Automatic Update Statistics Asynchronously
Waiting for statistics to be updated before plan generation will be fine in most cases. In cases where the statistics updates, or the recompiles of execution plans from those updates, are more expensive than the cost of working with out-of-date statistics, then enable this functionality. Just understand that it may mean that queries that would benefit from more up-to-date statistics will suffer until the next time they are run. Don’t forget that you need automatic update of statistics enabled in order to enable asynchronous updates.
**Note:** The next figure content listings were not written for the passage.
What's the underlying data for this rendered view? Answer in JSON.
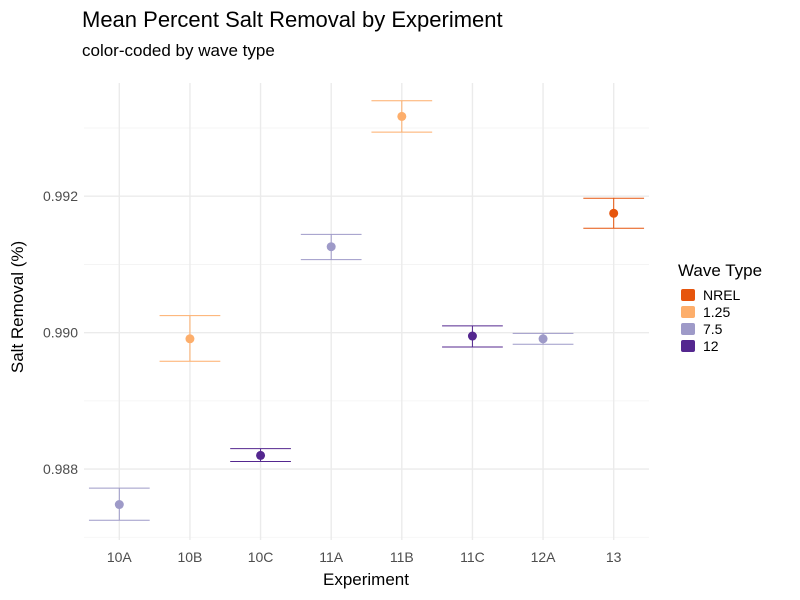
{
  "chart_data": {
    "type": "scatter",
    "title": "Mean Percent Salt Removal by Experiment",
    "subtitle": "color-coded by wave type",
    "xlabel": "Experiment",
    "ylabel": "Salt Removal (%)",
    "categories": [
      "10A",
      "10B",
      "10C",
      "11A",
      "11B",
      "11C",
      "12A",
      "13"
    ],
    "ylim": [
      0.98696,
      0.99366
    ],
    "yticks": [
      0.988,
      0.99,
      0.992
    ],
    "ytick_labels": [
      "0.988",
      "0.990",
      "0.992"
    ],
    "grid": true,
    "legend": {
      "title": "Wave Type",
      "placement": "right",
      "items": [
        {
          "label": "NREL",
          "color": "#e6550d"
        },
        {
          "label": "1.25",
          "color": "#fdae6b"
        },
        {
          "label": "7.5",
          "color": "#9e9ac8"
        },
        {
          "label": "12",
          "color": "#54278f"
        }
      ]
    },
    "points": [
      {
        "x": "10A",
        "wave": "7.5",
        "mean": 0.98748,
        "lower": 0.98725,
        "upper": 0.98772
      },
      {
        "x": "10B",
        "wave": "1.25",
        "mean": 0.98991,
        "lower": 0.98958,
        "upper": 0.99025
      },
      {
        "x": "10C",
        "wave": "12",
        "mean": 0.9882,
        "lower": 0.98811,
        "upper": 0.9883
      },
      {
        "x": "11A",
        "wave": "7.5",
        "mean": 0.99126,
        "lower": 0.99107,
        "upper": 0.99144
      },
      {
        "x": "11B",
        "wave": "1.25",
        "mean": 0.99317,
        "lower": 0.99294,
        "upper": 0.9934
      },
      {
        "x": "11C",
        "wave": "12",
        "mean": 0.98995,
        "lower": 0.98979,
        "upper": 0.9901
      },
      {
        "x": "12A",
        "wave": "7.5",
        "mean": 0.98991,
        "lower": 0.98983,
        "upper": 0.98999
      },
      {
        "x": "13",
        "wave": "NREL",
        "mean": 0.99175,
        "lower": 0.99153,
        "upper": 0.99197
      }
    ]
  }
}
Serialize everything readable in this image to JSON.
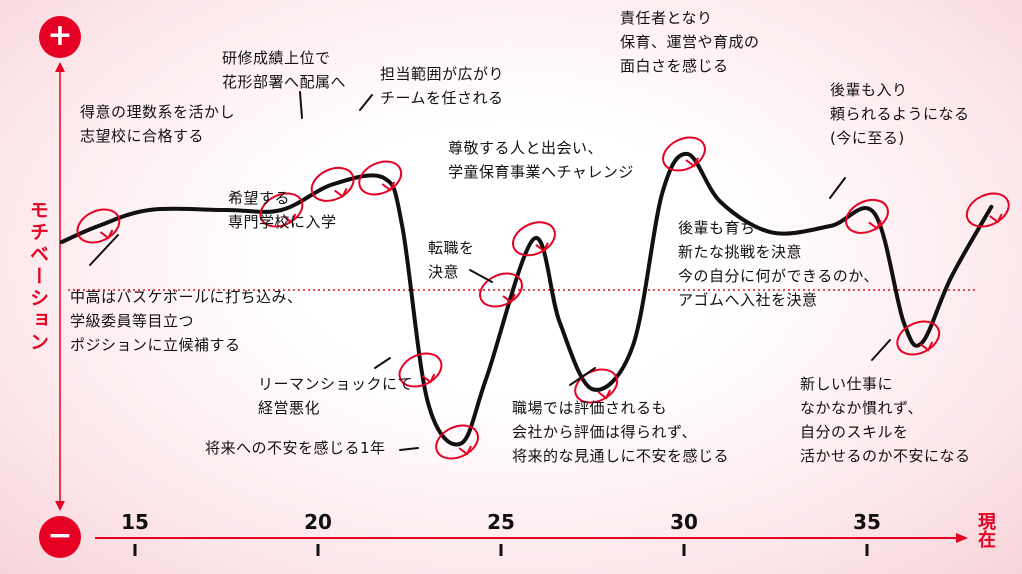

Amount of Sampling to Collect Statistics
It is generally recommended that you use the default sampling rate. This rate is decided by an efficient algorithm based on the data size and number of modifications. Although the default sampling rate turns out to be best in most cases, if for a particular query you find that the statistics are not very accurate, then you can manually update them with FULLSCAN. You also have the option of setting a specific sample percentage using the SAMPLE number. The number can be either a percentage or a set number of rows.
If this is required repeatedly, then you can add a SQL Server job to take care of it. For performance reasons, ensure that the SQL job is scheduled to run during off-peak hours. To identify cases in which the default sampling rate doesn’t turn out to be the best, analyze the statistics effectiveness for costly queries while troubleshooting the database performance. Remember that FULLSCAN is expensive, so you should run it only on those tables or indexes that you’ve determined will really benefit from it.
Summary
SQL Server’s cost-based optimization process requires accurate statistics on columns used in filtering criteria to determine an efficient processing strategy. Statistics on an index are always created during the creation of the index, and by default, SQL Server also keeps the statistics on indexed and nonindexed columns updated automatically as the data changes over time. This enables the optimizer to determine the best processing strategies based on the current data distribution.
Even though you can disable both the auto create and auto update of statistics, it is recommended that you leave these features enabled. Their benefit to the optimizer is almost always more than their overhead cost. For a costly query, analyze the statistics to ensure that the automatic statistics maintenance lives up to its promise. You can supplement the automatic process with your manual processes as necessary.
Now that we have a firm foundation in how plans are generated from Chapter 4 and how statistics affect that generating from this chapter, we’re going to look at how you can use the Query Store to further understand query and execution plan behavior inside SQL Server in the next chapter.